Il existe une première définition des psychédéliques directement issue des recherches actuelles en neurosciences : ce sont des substances qui interagissent principalement avec un sous-groupe de récepteurs sérotoninergiques appelés 5HT2A (HT signifie « hydroxytryptamine », autre nom de la sérotonine, un neuromédiateur essentiel du système nerveux central, 2 désigne le type et A le sous-type).

Le LSD, la mescaline, la psilocybine et la DMT, l’un des deux composants de l’ayahuasca, possèdent un noyau indole tout comme la sérotonine. Seule la mescaline n’est pas une tryptamine, mais une phényléthylamine (PEA), ce qui la rapproche de la MDMA, le principe actif de l’ecstasy. Cette définition restrictive des substances psychédéliques a le mérite d’insister sur la très grande proximité chimique entre ces différentes drogues et sur le fait qu’elles se lient toutes au récepteur 5HT2A.

VIII. Une définition plus large des psychédéliques

C’est néanmoins une définition plus large du terme « psychédélique » que nous utiliserons. Elle renvoie à un certain type d’états modifiés de conscience. Beaucoup de ces substances ont rejoint le purgatoire du Schedule I, le fameux groupe I des conventions qui, comme on l’a vu, condamne ces drogues comme dangereuses et sans intérêt thérapeutique.

Cette extension peut se faire dans trois directions. La première nous est fournie par la mescaline, dont nous avons indiqué que c’était une phényléthylamine. La plus célèbre des PEA est la MDMA, synthétisée en 1913, qui est clairement un stimulant proche de l’amphétamine. Mais elle a surtout des propriétés décrites comme « emphathogènes » qui la rapprochent de la série LSD, psilocybine, DMT. Disons que c’est la plus psychédélique des amphétamines.

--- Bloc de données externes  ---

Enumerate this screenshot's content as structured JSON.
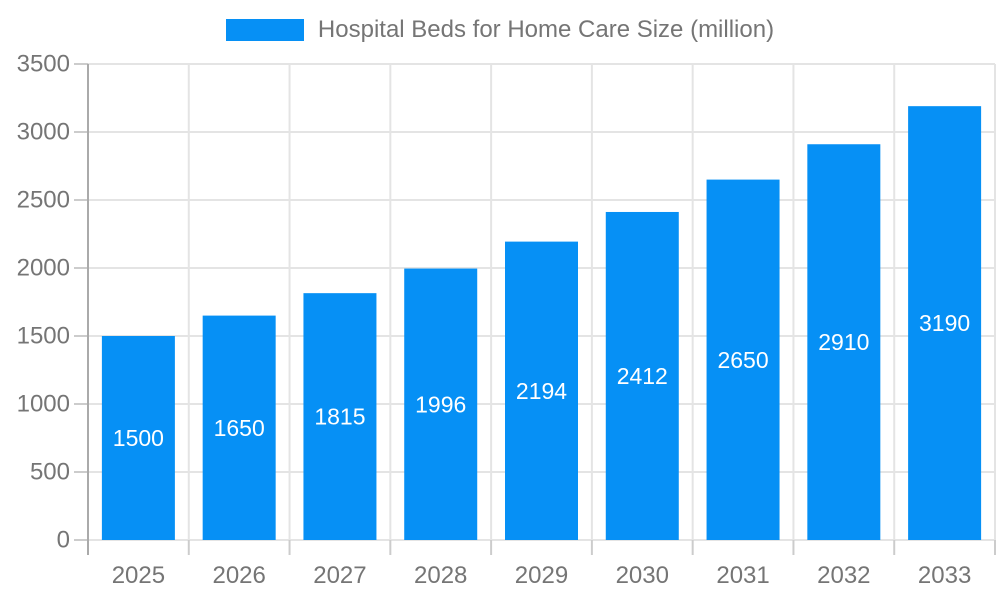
{
  "chart_data": {
    "type": "bar",
    "title": "Hospital Beds for Home Care Size (million)",
    "categories": [
      "2025",
      "2026",
      "2027",
      "2028",
      "2029",
      "2030",
      "2031",
      "2032",
      "2033"
    ],
    "series": [
      {
        "name": "Hospital Beds for Home Care Size (million)",
        "values": [
          1500,
          1650,
          1815,
          1996,
          2194,
          2412,
          2650,
          2910,
          3190
        ],
        "color": "#0690F5"
      }
    ],
    "xlabel": "",
    "ylabel": "",
    "ylim": [
      0,
      3500
    ],
    "yticks": [
      0,
      500,
      1000,
      1500,
      2000,
      2500,
      3000,
      3500
    ],
    "grid": true,
    "legend_position": "top",
    "bar_label_color": "#ffffff",
    "axis_text_color": "#757575",
    "grid_color": "#e4e4e4",
    "tick_color": "#cccccc",
    "axis_line_color": "#aaaaaa",
    "background_color": "#ffffff"
  }
}
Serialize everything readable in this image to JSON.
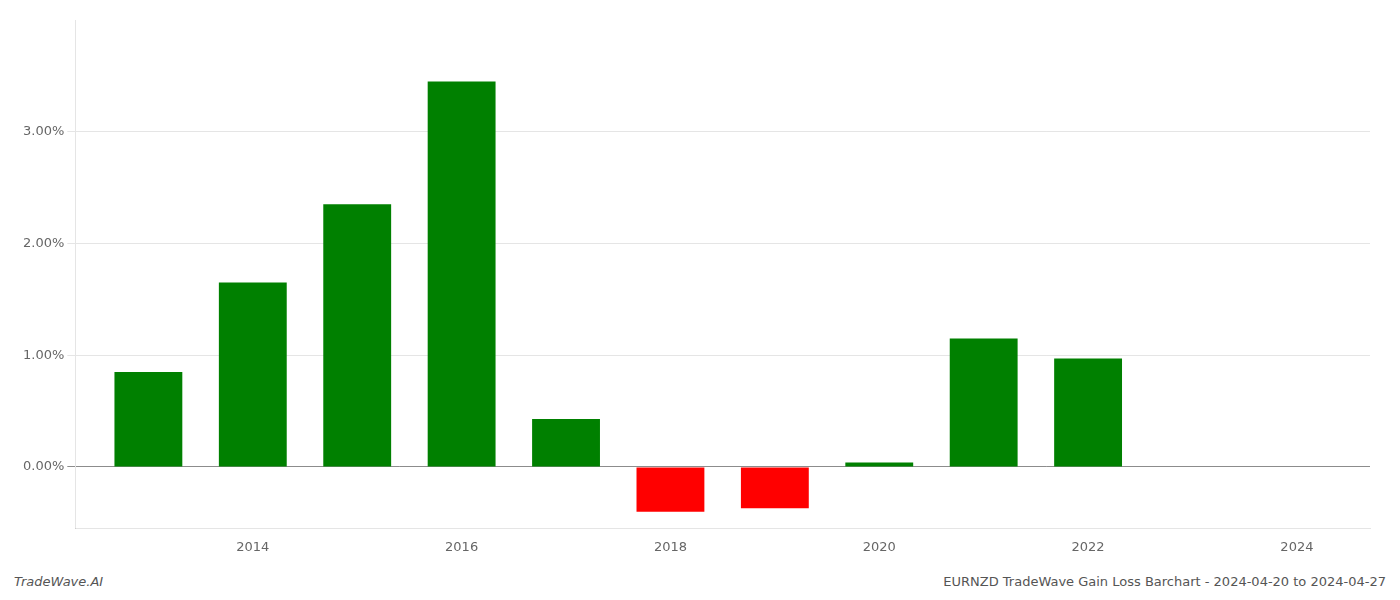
{
  "chart_data": {
    "type": "bar",
    "x": [
      2013,
      2014,
      2015,
      2016,
      2017,
      2018,
      2019,
      2020,
      2021,
      2022
    ],
    "values": [
      0.0085,
      0.0165,
      0.0235,
      0.0345,
      0.0043,
      -0.004,
      -0.0037,
      0.0004,
      0.0115,
      0.0097
    ],
    "colors": [
      "#008000",
      "#008000",
      "#008000",
      "#008000",
      "#008000",
      "#ff0000",
      "#ff0000",
      "#008000",
      "#008000",
      "#008000"
    ],
    "xlim": [
      2012.3,
      2024.7
    ],
    "xticks": [
      2014,
      2016,
      2018,
      2020,
      2022,
      2024
    ],
    "ylim": [
      -0.0055,
      0.04
    ],
    "yticks": [
      {
        "value": 0.0,
        "label": "0.00%"
      },
      {
        "value": 0.01,
        "label": "1.00%"
      },
      {
        "value": 0.02,
        "label": "2.00%"
      },
      {
        "value": 0.03,
        "label": "3.00%"
      }
    ],
    "grid": true,
    "annotations": [
      "TradeWave.AI",
      "EURNZD TradeWave Gain Loss Barchart - 2024-04-20 to 2024-04-27"
    ]
  }
}
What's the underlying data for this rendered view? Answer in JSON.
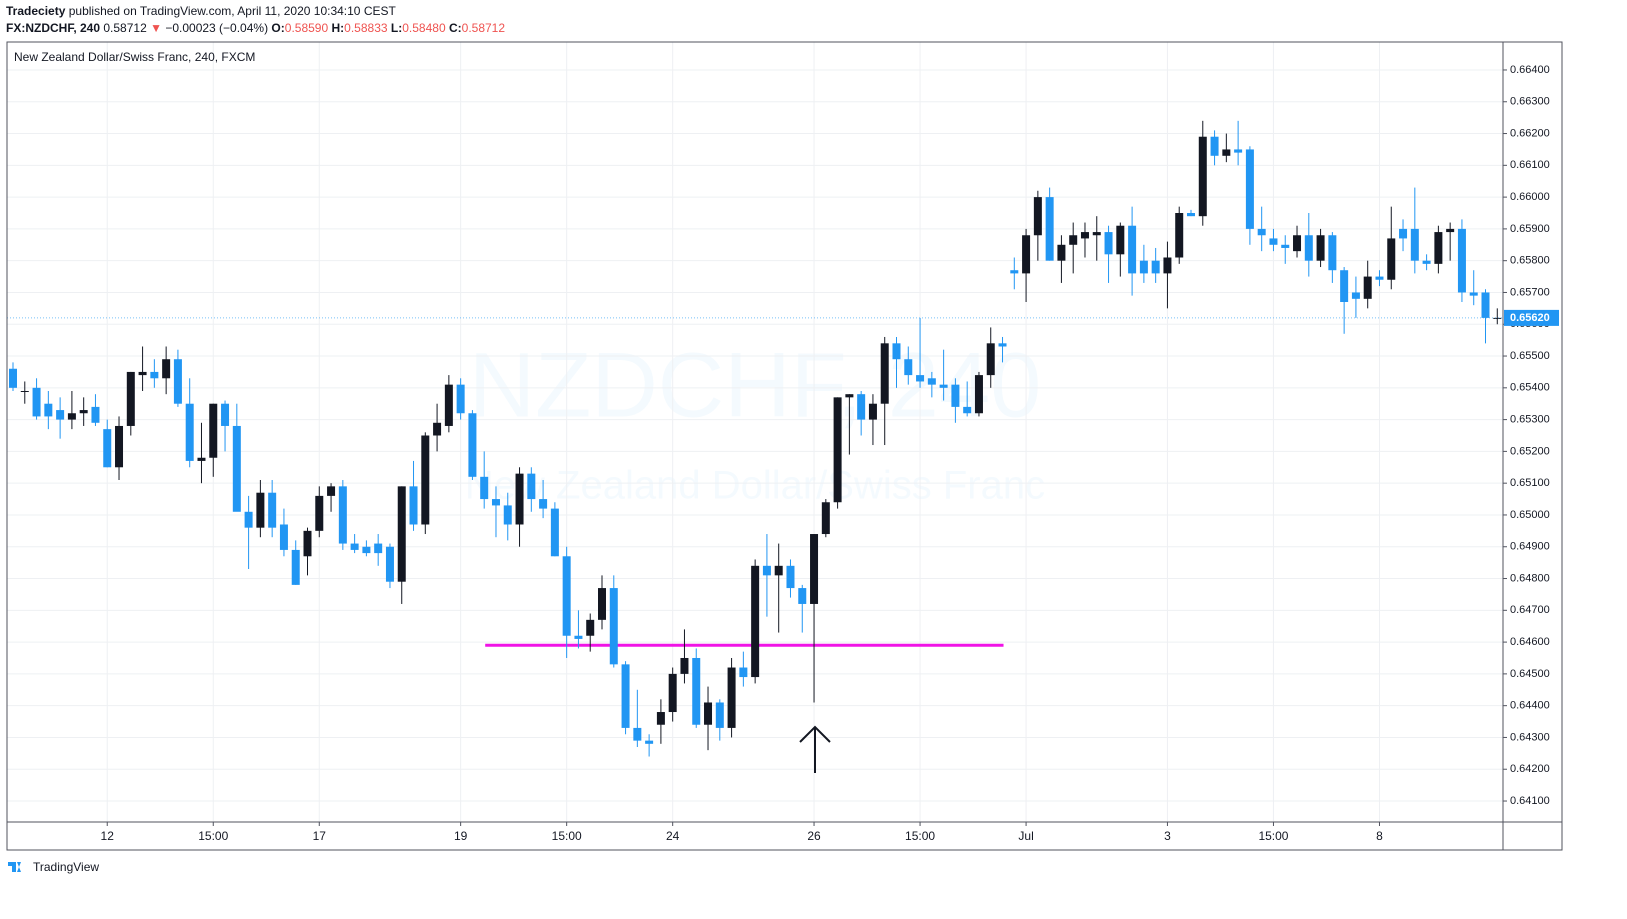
{
  "header": {
    "publisher": "Tradeciety",
    "published": "published on TradingView.com, April 11, 2020 10:34:10 CEST",
    "symbol": "FX:NZDCHF, 240",
    "last": "0.58712",
    "change_arrow": "▼",
    "change": "−0.00023 (−0.04%)",
    "ohlc_labels": [
      "O:",
      "H:",
      "L:",
      "C:"
    ],
    "ohlc_values": [
      "0.58590",
      "0.58833",
      "0.58480",
      "0.58712"
    ]
  },
  "footer": {
    "brand": "TradingView"
  },
  "chart_data": {
    "type": "candlestick",
    "title": "New Zealand Dollar/Swiss Franc, 240, FXCM",
    "watermark": [
      "NZDCHF, 240",
      "New Zealand Dollar/Swiss Franc"
    ],
    "up_color": "#131722",
    "down_color": "#2196f3",
    "grid": true,
    "categories": [
      null,
      null,
      null,
      null,
      null,
      null,
      null,
      null,
      "12",
      null,
      null,
      null,
      null,
      null,
      null,
      null,
      null,
      "15:00",
      null,
      null,
      null,
      null,
      null,
      null,
      null,
      null,
      "17",
      null,
      null,
      null,
      null,
      null,
      null,
      null,
      null,
      null,
      null,
      null,
      "19",
      null,
      null,
      null,
      null,
      null,
      null,
      null,
      null,
      "15:00",
      null,
      null,
      null,
      null,
      null,
      null,
      null,
      null,
      "24",
      null,
      null,
      null,
      null,
      null,
      null,
      null,
      null,
      null,
      null,
      null,
      "26",
      null,
      null,
      null,
      null,
      null,
      null,
      null,
      null,
      "15:00",
      null,
      null,
      null,
      null,
      null,
      null,
      null,
      null,
      "Jul",
      null,
      null,
      null,
      null,
      null,
      null,
      null,
      null,
      null,
      null,
      null,
      "3",
      null,
      null,
      null,
      null,
      null,
      null,
      null,
      null,
      "15:00",
      null,
      null,
      null,
      null,
      null,
      null,
      null,
      null,
      "8",
      null,
      null,
      null,
      null,
      null,
      null,
      null,
      null,
      null,
      null
    ],
    "ohlc": [
      [
        0.6546,
        0.6548,
        0.6539,
        0.654
      ],
      [
        0.6539,
        0.6542,
        0.6535,
        0.6539
      ],
      [
        0.654,
        0.6543,
        0.653,
        0.6531
      ],
      [
        0.6535,
        0.6539,
        0.6527,
        0.6531
      ],
      [
        0.6533,
        0.6537,
        0.6524,
        0.653
      ],
      [
        0.653,
        0.6539,
        0.6527,
        0.6532
      ],
      [
        0.6532,
        0.6537,
        0.6528,
        0.6533
      ],
      [
        0.6534,
        0.6538,
        0.6528,
        0.6529
      ],
      [
        0.6527,
        0.653,
        0.6515,
        0.6515
      ],
      [
        0.6515,
        0.6531,
        0.6511,
        0.6528
      ],
      [
        0.6528,
        0.6545,
        0.6525,
        0.6545
      ],
      [
        0.6544,
        0.6553,
        0.6539,
        0.6545
      ],
      [
        0.6545,
        0.6549,
        0.654,
        0.6543
      ],
      [
        0.6543,
        0.6553,
        0.6538,
        0.6549
      ],
      [
        0.6549,
        0.6552,
        0.6534,
        0.6535
      ],
      [
        0.6535,
        0.6543,
        0.6515,
        0.6517
      ],
      [
        0.6517,
        0.6529,
        0.651,
        0.6518
      ],
      [
        0.6518,
        0.6535,
        0.6512,
        0.6535
      ],
      [
        0.6535,
        0.6536,
        0.652,
        0.6528
      ],
      [
        0.6528,
        0.6535,
        0.6502,
        0.6501
      ],
      [
        0.6501,
        0.6506,
        0.6483,
        0.6496
      ],
      [
        0.6496,
        0.6511,
        0.6493,
        0.6507
      ],
      [
        0.6507,
        0.6511,
        0.6493,
        0.6496
      ],
      [
        0.6497,
        0.6502,
        0.6487,
        0.6489
      ],
      [
        0.6489,
        0.6492,
        0.6478,
        0.6478
      ],
      [
        0.6487,
        0.6496,
        0.6481,
        0.6495
      ],
      [
        0.6495,
        0.6509,
        0.6493,
        0.6506
      ],
      [
        0.6506,
        0.651,
        0.6501,
        0.6509
      ],
      [
        0.6509,
        0.6511,
        0.6489,
        0.6491
      ],
      [
        0.6491,
        0.6494,
        0.6488,
        0.6489
      ],
      [
        0.649,
        0.6492,
        0.6487,
        0.6488
      ],
      [
        0.6491,
        0.6494,
        0.6484,
        0.6488
      ],
      [
        0.649,
        0.6491,
        0.6477,
        0.6479
      ],
      [
        0.6479,
        0.6509,
        0.6472,
        0.6509
      ],
      [
        0.6509,
        0.6517,
        0.6495,
        0.6497
      ],
      [
        0.6497,
        0.6526,
        0.6494,
        0.6525
      ],
      [
        0.6525,
        0.6535,
        0.652,
        0.6529
      ],
      [
        0.6528,
        0.6544,
        0.6526,
        0.6541
      ],
      [
        0.6541,
        0.6543,
        0.653,
        0.6532
      ],
      [
        0.6532,
        0.6533,
        0.6511,
        0.6512
      ],
      [
        0.6512,
        0.652,
        0.6502,
        0.6505
      ],
      [
        0.6505,
        0.6509,
        0.6493,
        0.6503
      ],
      [
        0.6503,
        0.6507,
        0.6492,
        0.6497
      ],
      [
        0.6497,
        0.6515,
        0.649,
        0.6513
      ],
      [
        0.6513,
        0.6515,
        0.6501,
        0.6505
      ],
      [
        0.6505,
        0.6511,
        0.6499,
        0.6502
      ],
      [
        0.6502,
        0.6504,
        0.6487,
        0.6487
      ],
      [
        0.6487,
        0.649,
        0.6455,
        0.6462
      ],
      [
        0.6462,
        0.647,
        0.6458,
        0.6461
      ],
      [
        0.6462,
        0.6469,
        0.6457,
        0.6467
      ],
      [
        0.6467,
        0.6481,
        0.6464,
        0.6477
      ],
      [
        0.6477,
        0.6481,
        0.6452,
        0.6453
      ],
      [
        0.6453,
        0.6454,
        0.6431,
        0.6433
      ],
      [
        0.6433,
        0.6445,
        0.6427,
        0.6429
      ],
      [
        0.6429,
        0.6431,
        0.6424,
        0.6428
      ],
      [
        0.6434,
        0.6442,
        0.6428,
        0.6438
      ],
      [
        0.6438,
        0.6452,
        0.6435,
        0.645
      ],
      [
        0.645,
        0.6464,
        0.6447,
        0.6455
      ],
      [
        0.6455,
        0.6458,
        0.6433,
        0.6434
      ],
      [
        0.6434,
        0.6446,
        0.6426,
        0.6441
      ],
      [
        0.6441,
        0.6442,
        0.6429,
        0.6433
      ],
      [
        0.6433,
        0.6455,
        0.643,
        0.6452
      ],
      [
        0.6452,
        0.6457,
        0.6446,
        0.6449
      ],
      [
        0.6449,
        0.6486,
        0.6447,
        0.6484
      ],
      [
        0.6484,
        0.6494,
        0.6468,
        0.6481
      ],
      [
        0.6481,
        0.6491,
        0.6463,
        0.6484
      ],
      [
        0.6484,
        0.6486,
        0.6474,
        0.6477
      ],
      [
        0.6477,
        0.6478,
        0.6463,
        0.6472
      ],
      [
        0.6472,
        0.6494,
        0.6441,
        0.6494
      ],
      [
        0.6494,
        0.6505,
        0.6493,
        0.6504
      ],
      [
        0.6504,
        0.6537,
        0.6502,
        0.6537
      ],
      [
        0.6537,
        0.6538,
        0.6519,
        0.6538
      ],
      [
        0.6538,
        0.6539,
        0.6525,
        0.653
      ],
      [
        0.653,
        0.6538,
        0.6522,
        0.6535
      ],
      [
        0.6535,
        0.6556,
        0.6522,
        0.6554
      ],
      [
        0.6554,
        0.6556,
        0.654,
        0.6549
      ],
      [
        0.6549,
        0.6553,
        0.6541,
        0.6544
      ],
      [
        0.6544,
        0.6562,
        0.654,
        0.6542
      ],
      [
        0.6543,
        0.6545,
        0.6537,
        0.6541
      ],
      [
        0.6541,
        0.6552,
        0.6536,
        0.654
      ],
      [
        0.6541,
        0.6543,
        0.6529,
        0.6534
      ],
      [
        0.6534,
        0.6542,
        0.6531,
        0.6532
      ],
      [
        0.6532,
        0.6545,
        0.6531,
        0.6544
      ],
      [
        0.6544,
        0.6559,
        0.654,
        0.6554
      ],
      [
        0.6554,
        0.6556,
        0.6548,
        0.6553
      ],
      [
        0.6577,
        0.6581,
        0.6571,
        0.6576
      ],
      [
        0.6576,
        0.659,
        0.6567,
        0.6588
      ],
      [
        0.6588,
        0.6602,
        0.658,
        0.66
      ],
      [
        0.66,
        0.6603,
        0.658,
        0.658
      ],
      [
        0.658,
        0.6588,
        0.6573,
        0.6585
      ],
      [
        0.6585,
        0.6592,
        0.6576,
        0.6588
      ],
      [
        0.6587,
        0.6592,
        0.6581,
        0.6589
      ],
      [
        0.6588,
        0.6594,
        0.658,
        0.6589
      ],
      [
        0.6589,
        0.6591,
        0.6573,
        0.6582
      ],
      [
        0.6582,
        0.6592,
        0.6575,
        0.6591
      ],
      [
        0.6591,
        0.6597,
        0.6569,
        0.6576
      ],
      [
        0.658,
        0.6585,
        0.6573,
        0.6576
      ],
      [
        0.658,
        0.6584,
        0.6573,
        0.6576
      ],
      [
        0.6576,
        0.6586,
        0.6565,
        0.6581
      ],
      [
        0.6581,
        0.6597,
        0.6579,
        0.6595
      ],
      [
        0.6595,
        0.6596,
        0.6594,
        0.6594
      ],
      [
        0.6594,
        0.6624,
        0.6591,
        0.6619
      ],
      [
        0.6619,
        0.6621,
        0.661,
        0.6613
      ],
      [
        0.6613,
        0.662,
        0.6611,
        0.6615
      ],
      [
        0.6615,
        0.6624,
        0.661,
        0.6614
      ],
      [
        0.6615,
        0.6616,
        0.6585,
        0.659
      ],
      [
        0.659,
        0.6597,
        0.6583,
        0.6588
      ],
      [
        0.6587,
        0.659,
        0.6583,
        0.6585
      ],
      [
        0.6585,
        0.6588,
        0.6579,
        0.6584
      ],
      [
        0.6583,
        0.6591,
        0.6581,
        0.6588
      ],
      [
        0.6588,
        0.6595,
        0.6575,
        0.658
      ],
      [
        0.658,
        0.659,
        0.6578,
        0.6588
      ],
      [
        0.6588,
        0.6589,
        0.6573,
        0.6577
      ],
      [
        0.6577,
        0.6578,
        0.6557,
        0.6567
      ],
      [
        0.657,
        0.6575,
        0.6562,
        0.6568
      ],
      [
        0.6568,
        0.658,
        0.6565,
        0.6575
      ],
      [
        0.6575,
        0.6577,
        0.6572,
        0.6574
      ],
      [
        0.6574,
        0.6597,
        0.6571,
        0.6587
      ],
      [
        0.659,
        0.6593,
        0.6583,
        0.6587
      ],
      [
        0.659,
        0.6603,
        0.6576,
        0.658
      ],
      [
        0.658,
        0.6582,
        0.6577,
        0.6579
      ],
      [
        0.6579,
        0.6591,
        0.6576,
        0.6589
      ],
      [
        0.6589,
        0.6592,
        0.658,
        0.659
      ],
      [
        0.659,
        0.6593,
        0.6567,
        0.657
      ],
      [
        0.657,
        0.6577,
        0.6566,
        0.6569
      ],
      [
        0.657,
        0.6571,
        0.6554,
        0.6562
      ],
      [
        0.6562,
        0.6565,
        0.656,
        0.6562
      ]
    ],
    "level": {
      "value": 0.6459,
      "color": "#f013e6"
    },
    "last_price": {
      "value": 0.6562,
      "label": "0.65620"
    },
    "ylim": [
      0.64034,
      0.66488
    ],
    "yticks": [
      {
        "value": 0.641,
        "label": "0.64100"
      },
      {
        "value": 0.642,
        "label": "0.64200"
      },
      {
        "value": 0.643,
        "label": "0.64300"
      },
      {
        "value": 0.644,
        "label": "0.64400"
      },
      {
        "value": 0.645,
        "label": "0.64500"
      },
      {
        "value": 0.646,
        "label": "0.64600"
      },
      {
        "value": 0.647,
        "label": "0.64700"
      },
      {
        "value": 0.648,
        "label": "0.64800"
      },
      {
        "value": 0.649,
        "label": "0.64900"
      },
      {
        "value": 0.65,
        "label": "0.65000"
      },
      {
        "value": 0.651,
        "label": "0.65100"
      },
      {
        "value": 0.652,
        "label": "0.65200"
      },
      {
        "value": 0.653,
        "label": "0.65300"
      },
      {
        "value": 0.654,
        "label": "0.65400"
      },
      {
        "value": 0.655,
        "label": "0.65500"
      },
      {
        "value": 0.656,
        "label": "0.65600"
      },
      {
        "value": 0.657,
        "label": "0.65700"
      },
      {
        "value": 0.658,
        "label": "0.65800"
      },
      {
        "value": 0.659,
        "label": "0.65900"
      },
      {
        "value": 0.66,
        "label": "0.66000"
      },
      {
        "value": 0.661,
        "label": "0.66100"
      },
      {
        "value": 0.662,
        "label": "0.66200"
      },
      {
        "value": 0.663,
        "label": "0.66300"
      },
      {
        "value": 0.664,
        "label": "0.66400"
      }
    ]
  }
}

La deuxième extension ira vers la kétamine, une drogue qui ne fait pas partie du Schedule I. Elle est, en effet, largement utilisée en anesthésiologie partout dans le monde. Elle fait aussi l’objet d’une utilisation festive comme drogue « dissociative ». Sur le plan pharmacologique, la kétamine est un antiglutamatergique, c’est-à-dire un antagoniste des récepteurs NMDA (N-méthyl-D-aspartate). Nous reviendrons ultérieurement sur le bras de fer qui a opposé l’Organisation mondiale de la santé (OMS) et l’OICS à propos du classement de la kétamine.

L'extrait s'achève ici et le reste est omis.